A bit of scribbling just cropped up in New Scientist. Here’s the first 200 words or so:
It’s about some neat research into the way rip currents work – great food for thought during those endless counterproductive paddleouts at your local beachbreak.
It was interesting to write for a straight-ahead magazine like New Scientist. Forget these fanciful Scribble posts, where I get to mosey around in whatever I think is interesting; this story was concerned with explaining What Happened. And I didn’t even get to do all of that in my 1,200 words. Here are some things that had to get left out:
By the way, the above picture of rip currents is all wrong. Here’s something a little closer to reality, according to drifters deployed by Jamie MacMahan and colleagues (thanks, Jamie). White arrows indicate current speed and direction:
The term “rip current” wasn’t even invented until about 1925, in Science, when some scientists rebelled at the notion of the “undertow myth,” kicking off a flurry of indignant correspondence.
Francis Shepard, of Scripps, pioneered rip current research – taking measurements while dodging set waves in a rowboat.
In the 1960s, other researchers tossed waterlogged whiffleball-like floats into the surf. They tracked where they went using a camera dangling from a helium balloon.
Until this year, even the most intensive rip current studies recorded very few measurements in rip channels themselves. It’s just too dang hard to install a current sensor with a freakin’ rip current whipping past you at 4 knots.
Jamie MacMahan, one of the scientists I wrote about, said six years ago they did manage to install a sensor in a rip channel north of Monterey. It ran on batteries and logged data to a chip to be recovered after 3 weeks or so. They’ve never found it. “As far as we know, it’s still down there, it’s just a lot deeper,” he told me.
MacMahan is cool. Young, already an assistant professor at the Naval Postgraduate School. He’s a little shorter than me, fit but rounded, kind of like a polar bear. Most of the time I talked to him, he had salt water running down his nose. When he’s in the office, he kicks his flip-flops off next to his hard drive. He figured out how to use off-the-shelf GPS for his surf drifters by cruising techie blogs. He invented a way to measure sea floor contours in pounding surf using a depth meter and a jet ski.
The GPS surf drifter was invented by Wilford Schmidt when he was a Ph.D. student at Scripps. He’s now a professor at U. of Puerto Rico in Mayaguez, where he surfs choice Caribbean waves early in the morning. He’s starting to study wave turbulence by installing video cameras in the crystal clear tropical water. He says, kind of gloatingly, that the only reason no one’s done it before is that at the world’s major oceanographic research centers, the water’s just too murky.
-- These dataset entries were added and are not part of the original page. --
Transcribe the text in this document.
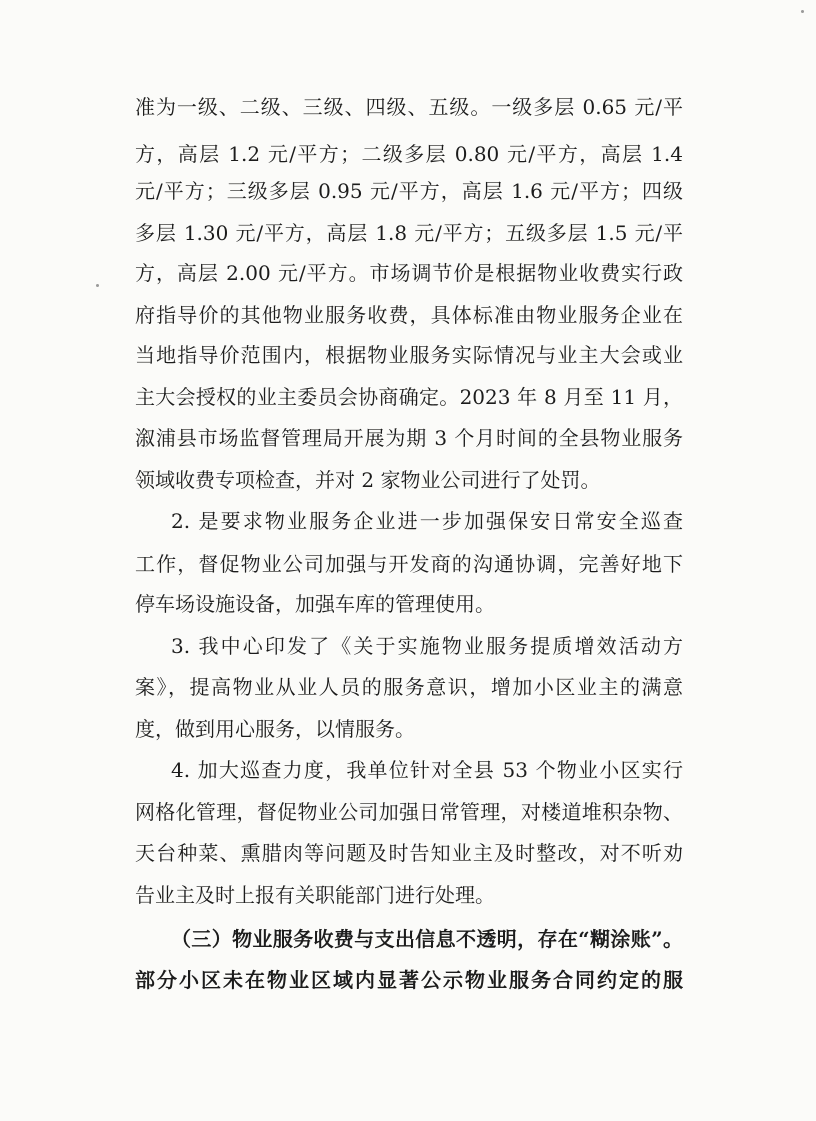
准为一级、二级、三级、四级、五级。一级多层 0.65 元/平
方，高层 1.2 元/平方；二级多层 0.80 元/平方，高层 1.4
元/平方；三级多层 0.95 元/平方，高层 1.6 元/平方；四级
多层 1.30 元/平方，高层 1.8 元/平方；五级多层 1.5 元/平
方，高层 2.00 元/平方。市场调节价是根据物业收费实行政
府指导价的其他物业服务收费，具体标准由物业服务企业在
当地指导价范围内，根据物业服务实际情况与业主大会或业
主大会授权的业主委员会协商确定。2023 年 8 月至 11 月，
溆浦县市场监督管理局开展为期 3 个月时间的全县物业服务
领域收费专项检查，并对 2 家物业公司进行了处罚。
2. 是要求物业服务企业进一步加强保安日常安全巡查
工作，督促物业公司加强与开发商的沟通协调，完善好地下
停车场设施设备，加强车库的管理使用。
3. 我中心印发了《关于实施物业服务提质增效活动方
案》，提高物业从业人员的服务意识，增加小区业主的满意
度，做到用心服务，以情服务。
4. 加大巡查力度，我单位针对全县 53 个物业小区实行
网格化管理，督促物业公司加强日常管理，对楼道堆积杂物、
天台种菜、熏腊肉等问题及时告知业主及时整改，对不听劝
告业主及时上报有关职能部门进行处理。
（三）物业服务收费与支出信息不透明，存在“糊涂账”。
部分小区未在物业区域内显著公示物业服务合同约定的服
Tim Stanton, the other Naval Postgraduate School researcher in the story, studies the other side of rip currents. Where MacMahan’s interested in how the sand shapes the water currents, Stanton’s interested in how the water moves the sand around.
Here’s a classic example of the trials of field research: Stanton’s focus for this year’s field experiment was deploying a super-high precision instrument that measures how much sand is moving in the current, in 1-centimeter slices through the water. He designed the electronics himself and built the instrument to measure continuously for several weeks.
How’d it work? Well, one drawback to studying rip currents is you have to put your instruments in rip currents. The very first day, some kelp got caught up in a rip, recirculated in the eddying flow, and knocked the instrument flat. Last time I saw Stanton, he was planning an expedition for the next low tide to look for any remaining pieces of the instrument.
In the New Scientist article, Ad Reniers is a Dutch modeler who’s a whiz at fluid dynamics. In person, he wore a flaming orange Hawaiian shirt. It was unbuttoned far enough to see his Tecate temporary tattoo. (“Hey, Cinco de Mayo, man.”)
I had an interesting chat with Dr. Edie Gallagher, who studies sand transport at Franklin and Marshall College in Lancaster, Pennsylvania. Standing there in a wetsuit, still dripping wet, she looked at the undulating beach in front of us and said something like, “It’s basically an exact reflection of the waves that strike this beach. The sand that’s here is here because these waves leave it. Anything finer, they carry out. Anything coarser stays up in the rivers.” That, to me, was a whole new way of looking at beaches.
Thanks to all the scientists who helped me write the story.